A day ago, Jack Dowling was ministering to fire victims in Colorado Springs. He and team of five other chaplains from the Billy Graham Rapid Response Team got the news of the shooting Friday morning and headed straight for Aurora.

“We were on the ground here around 7:45 a.m.,” said Dowling, of Bangor, Maine.

He and his team of specially trained disaster chaplains are tending to families waiting for answers at Gateway High School in Aurora.

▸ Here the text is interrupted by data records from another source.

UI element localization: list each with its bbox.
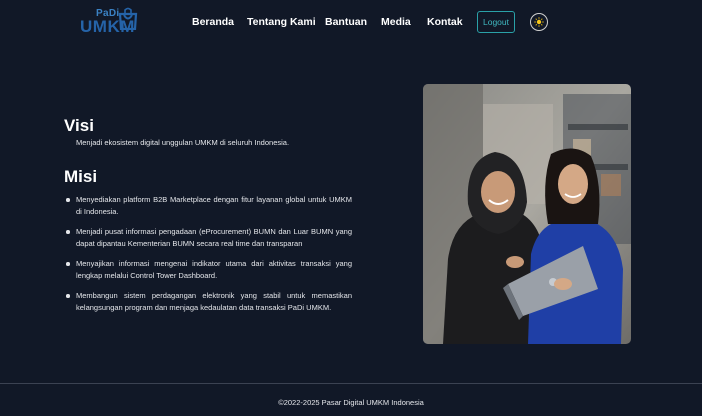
misi-list: Menyediakan platform B2B Marketplace den… — [64, 194, 352, 322]
padi-umkm-logo[interactable]: PaDi UMKM — [78, 6, 140, 36]
nav-kontak[interactable]: Kontak — [427, 16, 463, 28]
bullet-icon — [66, 262, 70, 266]
visi-text: Menjadi ekosistem digital unggulan UMKM … — [76, 138, 290, 147]
footer-copyright: ©2022-2025 Pasar Digital UMKM Indonesia — [278, 398, 424, 407]
misi-heading: Misi — [64, 167, 98, 186]
nav-bantuan[interactable]: Bantuan — [325, 16, 367, 28]
nav-tentang-kami[interactable]: Tentang Kami — [247, 16, 316, 28]
misi-item-text: Menjadi pusat informasi pengadaan (eProc… — [76, 227, 352, 248]
bullet-icon — [66, 230, 70, 234]
two-women-laptop-illustration — [423, 84, 631, 344]
theme-toggle-button[interactable] — [530, 13, 548, 31]
footer-divider — [0, 383, 702, 384]
misi-item: Membangun sistem perdagangan elektronik … — [64, 290, 352, 314]
misi-item-text: Menyediakan platform B2B Marketplace den… — [76, 195, 352, 216]
nav-media[interactable]: Media — [381, 16, 411, 28]
misi-item: Menyajikan informasi mengenai indikator … — [64, 258, 352, 282]
bullet-icon — [66, 198, 70, 202]
shopping-bag-icon — [118, 7, 138, 30]
misi-item: Menyediakan platform B2B Marketplace den… — [64, 194, 352, 218]
misi-item: Menjadi pusat informasi pengadaan (eProc… — [64, 226, 352, 250]
sun-icon — [534, 17, 544, 27]
bullet-icon — [66, 294, 70, 298]
site-header: PaDi UMKM Beranda Tentang Kami Bantuan M… — [0, 0, 702, 44]
visi-misi-photo — [423, 84, 631, 344]
nav-beranda[interactable]: Beranda — [192, 16, 234, 28]
misi-item-text: Menyajikan informasi mengenai indikator … — [76, 259, 352, 280]
misi-item-text: Membangun sistem perdagangan elektronik … — [76, 291, 352, 312]
visi-heading: Visi — [64, 116, 94, 135]
logout-button[interactable]: Logout — [477, 11, 515, 33]
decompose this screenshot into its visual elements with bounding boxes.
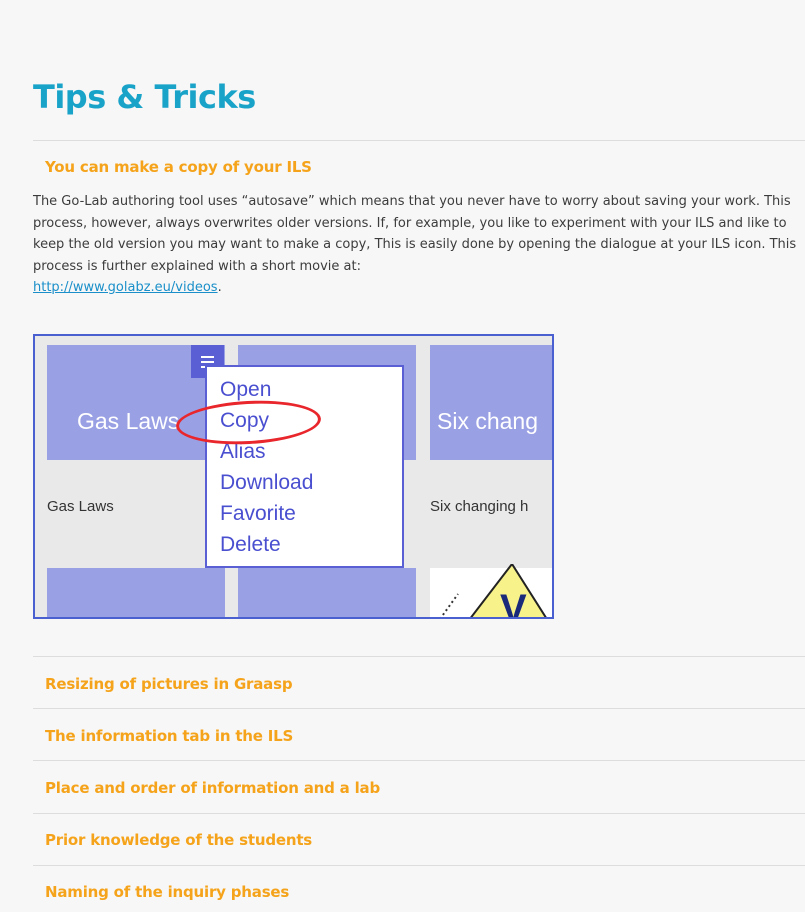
card-caption-gas-laws: Gas Laws	[47, 498, 114, 515]
videos-link[interactable]: http://www.golabz.eu/videos	[33, 280, 218, 295]
tip-title-place-order[interactable]: Place and order of information and a lab	[45, 779, 380, 797]
card-caption-six-changing: Six changing h	[430, 498, 529, 515]
tip-title-prior-knowledge[interactable]: Prior knowledge of the students	[45, 831, 312, 849]
menu-item-delete[interactable]: Delete	[220, 533, 281, 557]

“This is a raw emotional situation. People are traumatized,” he said.

“The challenge here is, the incident location is still a crime scene and will be for some time. So the police have to deal with it as a crime scene. Under normal circumstances, that takes many hours to deal with that and then to gradually start identifying the victims.”

Family and friends are wandering the secured area at the school, asking questions, taking nervous cell phone calls and battling through uncertainty, Dowling said.

Some know their loved ones are at the hospital; “the others who haven’t had that confirmed, they don’t know. They don’t know if their family member is in a hospital and unidentified or if the other reason they haven’t been contacted is, they are still at the theater.”

Experiences ministering at massacres at Virginia Tech and Binghamton, New York, are a road map for Dowling. There are few words for the chaplain to share with the families.

“It’s not as much what you say as what you do. We have a ministry of presence to listen and listen and listen some more. They have a story to tell about a loved one who maybe they don’t know is dead or alive. There’s a lot of grief; there’s a lot of crying; there’s a lot of emotions; there’s a lot of uncertainty.

“It’s a very fragile situation for the victims,” he said.